ザ・ドリフターズのメンバーでタレントの志村けん(70)が「新型コロナウイルス」に感染し、緊急入院していたニュースは、「東京五輪開催延期」の裏で、芸能界に大きな衝撃を与えている。

志村けん 新型コロナウイルス感染で入院中

大手在京スポーツ紙3紙が25日、一面で一斉に報じた。が、その報じ方も「症状は重篤ではない」とするスポーツ報知に対して、スポーツニッポンは「病状は深刻」とした上で「人工呼吸器をつけて治療を行なっている」「楽観視できる状態ではない」とするなど、正反対の書き方をしていた。

所属事務所も混乱しているのだろう。メディアへの対応が鈍く、当初は「会見を開くらしい」「FAXで説明するだけらしい」と、曖昧な情報が出回るだけだった。「ハッキリした情報が掴めない」と嘆く夕刊紙記者もいたほどだ。

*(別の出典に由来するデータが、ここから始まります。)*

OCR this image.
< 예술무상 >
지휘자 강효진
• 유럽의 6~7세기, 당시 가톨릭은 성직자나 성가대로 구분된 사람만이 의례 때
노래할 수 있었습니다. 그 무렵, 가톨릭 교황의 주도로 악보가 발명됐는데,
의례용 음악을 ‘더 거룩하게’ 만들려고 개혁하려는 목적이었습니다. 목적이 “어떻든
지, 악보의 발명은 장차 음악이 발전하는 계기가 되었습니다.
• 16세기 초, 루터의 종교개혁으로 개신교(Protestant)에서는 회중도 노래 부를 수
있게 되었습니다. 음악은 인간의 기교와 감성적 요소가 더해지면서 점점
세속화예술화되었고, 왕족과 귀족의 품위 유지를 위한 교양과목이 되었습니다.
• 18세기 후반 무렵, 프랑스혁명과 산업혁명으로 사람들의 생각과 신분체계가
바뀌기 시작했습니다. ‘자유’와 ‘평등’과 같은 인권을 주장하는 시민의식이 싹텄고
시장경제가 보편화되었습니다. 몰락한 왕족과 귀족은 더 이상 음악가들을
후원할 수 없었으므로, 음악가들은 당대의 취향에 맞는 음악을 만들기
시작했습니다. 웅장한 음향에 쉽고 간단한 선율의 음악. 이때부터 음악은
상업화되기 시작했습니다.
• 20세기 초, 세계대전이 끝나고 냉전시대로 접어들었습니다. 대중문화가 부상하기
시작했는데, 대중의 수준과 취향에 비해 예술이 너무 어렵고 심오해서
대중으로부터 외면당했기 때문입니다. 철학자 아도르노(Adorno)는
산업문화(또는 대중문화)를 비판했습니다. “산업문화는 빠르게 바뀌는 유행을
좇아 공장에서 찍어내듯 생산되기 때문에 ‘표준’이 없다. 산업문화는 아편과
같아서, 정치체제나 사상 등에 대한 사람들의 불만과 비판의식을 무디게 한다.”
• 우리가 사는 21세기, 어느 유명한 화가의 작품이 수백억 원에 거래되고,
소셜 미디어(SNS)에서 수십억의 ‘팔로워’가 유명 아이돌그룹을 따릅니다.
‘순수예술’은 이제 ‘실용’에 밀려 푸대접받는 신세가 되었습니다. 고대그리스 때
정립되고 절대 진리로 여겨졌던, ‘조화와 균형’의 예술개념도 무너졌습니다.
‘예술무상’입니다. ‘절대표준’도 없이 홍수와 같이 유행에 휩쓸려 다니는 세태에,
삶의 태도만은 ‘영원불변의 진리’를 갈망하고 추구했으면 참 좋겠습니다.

そんな中、所属事務所はマスコミ各社に経過報告のFAXを送付した。それによると、

3月17日 倦怠感の症状があったため自宅静養(発症日)
3月19日 発熱。呼吸困難の症状が出現
3月20日 訪問診察をした医師の判断により、都内病院に搬送。重度の肺炎との診断を受け、入院
3月23日 新型コロナウイルス検査陽性が判明
3月24日 保健所による調査が行なわれ、発症日と濃厚接触者の特定が完了

「70歳を迎えても多忙なスケジュールで、周囲には体調を心配する声があったことは事実です。4年前には肺炎で入院していましたし、さらには肝臓にも持病を抱えていました。深刻であることは確かです」(前出の夕刊紙記者)

多忙な大御所 映画撮影も控えていた

志村は芸能界の中でも〝売れっ子〟の一人。テレビ番組も「天才!志村どうぶつ園」(日本テレビ)や「志村でナイト」(フジテレビ)などの冠番組を持っているばかりか、未発表ながらNHK朝の連続テレビ小説「エール」にも出演が決まっていた。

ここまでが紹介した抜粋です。